William Hannan (1725–1772) was a Scottish drawer (artists) and decorative painter.

== Life ==

William Hannan, a native of Scotland, was born on 23 June 1725 in Kelso, Roxburghshire, and baptised there on 25 June, the son of George Hannan and Hanna Pringle. He first apprenticed to a cabinet-maker, but his master encouraged him to cultivate a talent for drawing.

He was employed by Lord le Despenser to decorate his house at West Wycombe, Buckinghamshire, where he painted several ceilings, the drawings for which were preserved in the library at Eton College.

He drew in black chalk and Indian ink four views of the gardens at West Wycombe, which were engraved by William Woollett; two of these drawings later entered the print room at the British Museum.

Hannan exhibited some drawings with the Incorporated Society of Artists from 1769 to 1772; they were mostly views in the Lakes and Cumberland.

The art critic Lionel Cust considered Hannan an excellent draughtsman.

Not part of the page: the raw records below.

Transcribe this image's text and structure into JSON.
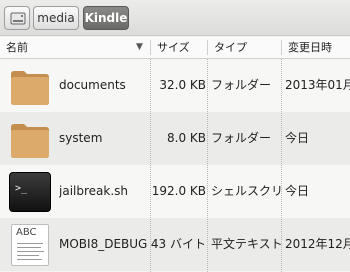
{
  "path_bar": {
    "buttons": [
      {
        "label": "",
        "icon": "drive-icon"
      },
      {
        "label": "media"
      },
      {
        "label": "Kindle",
        "active": true
      }
    ]
  },
  "columns": {
    "name": "名前",
    "size": "サイズ",
    "type": "タイプ",
    "date": "変更日時",
    "sort_indicator": "▼"
  },
  "files": [
    {
      "name": "documents",
      "size": "32.0 KB",
      "type": "フォルダー",
      "date": "2013年01月",
      "icon": "folder-icon"
    },
    {
      "name": "system",
      "size": "8.0 KB",
      "type": "フォルダー",
      "date": "今日",
      "icon": "folder-icon"
    },
    {
      "name": "jailbreak.sh",
      "size": "192.0 KB",
      "type": "シェルスクリプ",
      "date": "今日",
      "icon": "terminal-icon",
      "icon_text": ">_"
    },
    {
      "name": "MOBI8_DEBUG",
      "size": "43 バイト",
      "type": "平文テキスト",
      "date": "2012年12月(",
      "icon": "text-document-icon",
      "icon_text": "ABC"
    }
  ],
  "colors": {
    "folder": "#d9a868",
    "active_button": "#6a6a68"
  }
}
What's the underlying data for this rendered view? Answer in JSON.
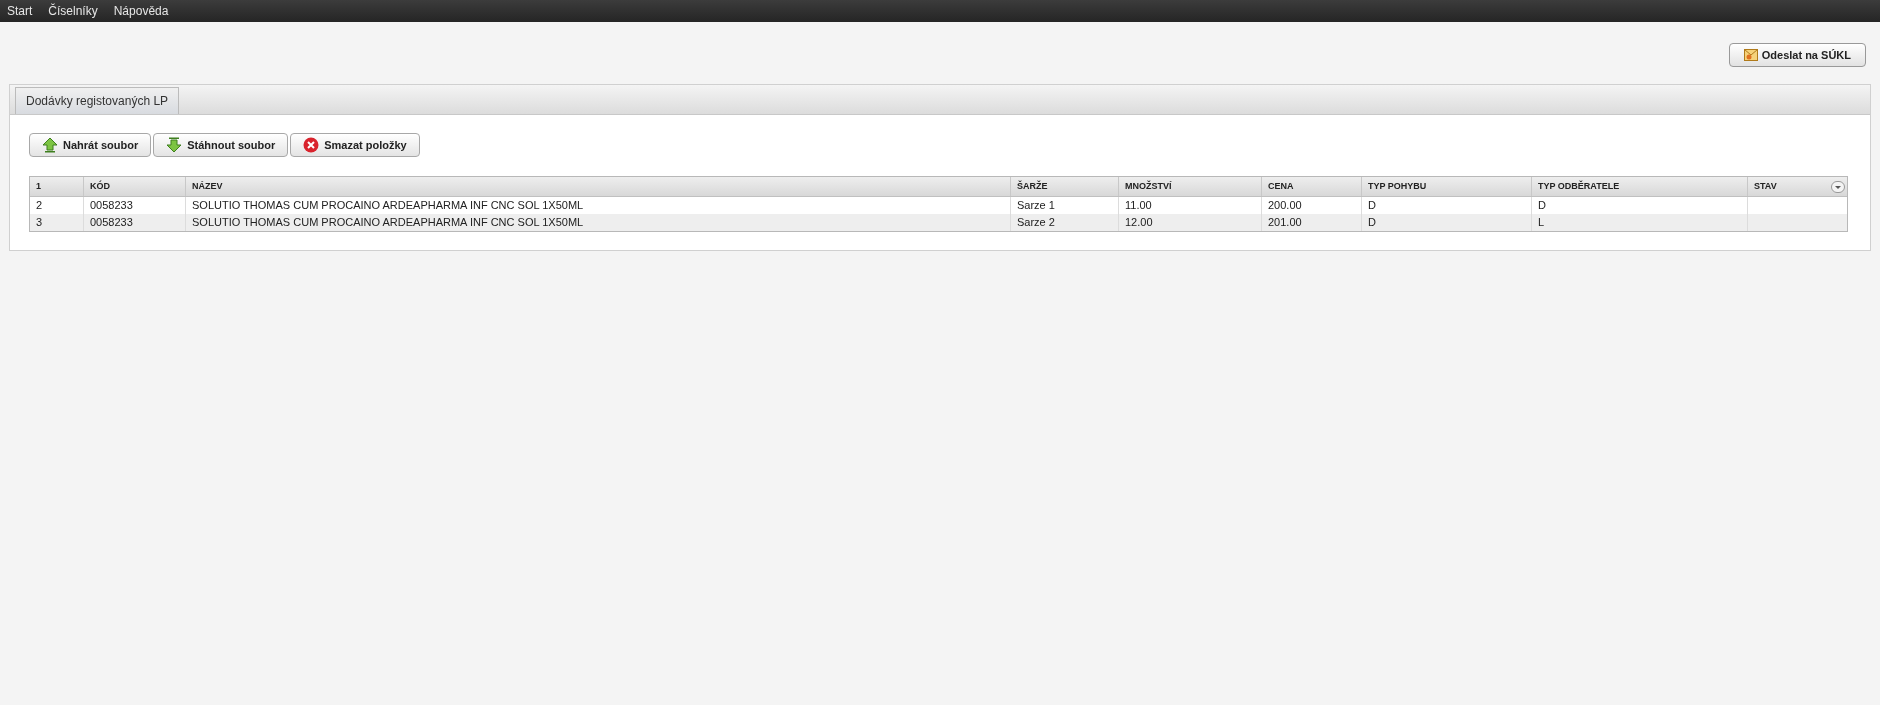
{
  "menu": [
    "Start",
    "Číselníky",
    "Nápověda"
  ],
  "send_button": "Odeslat na SÚKL",
  "tabs": [
    {
      "label": "Dodávky registovaných LP",
      "selected": true
    }
  ],
  "toolbar": [
    {
      "kind": "upload",
      "label": "Nahrát soubor"
    },
    {
      "kind": "download",
      "label": "Stáhnout soubor"
    },
    {
      "kind": "delete",
      "label": "Smazat položky"
    }
  ],
  "table": {
    "columns": [
      "1",
      "KÓD",
      "NÁZEV",
      "ŠARŽE",
      "MNOŽSTVÍ",
      "CENA",
      "TYP POHYBU",
      "TYP ODBĚRATELE",
      "STAV"
    ],
    "rows": [
      [
        "2",
        "0058233",
        "SOLUTIO THOMAS CUM PROCAINO ARDEAPHARMA INF CNC SOL 1X50ML",
        "Sarze 1",
        "11.00",
        "200.00",
        "D",
        "D",
        ""
      ],
      [
        "3",
        "0058233",
        "SOLUTIO THOMAS CUM PROCAINO ARDEAPHARMA INF CNC SOL 1X50ML",
        "Sarze 2",
        "12.00",
        "201.00",
        "D",
        "L",
        ""
      ]
    ]
  }
}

Hannan painted "The High Street in High Wycombe, 1772", a watercolour topographical view which was subsequently engraved by S T Sparrow and published by John Howe bookseller in High Wycombe.

=== Death ===
Hannan was buried in the parish church in High Wycombe, the town in which he had died, on 29 July 1772; his wife, Mary, née Cockburn, had been buried there before him on 10 December 1771.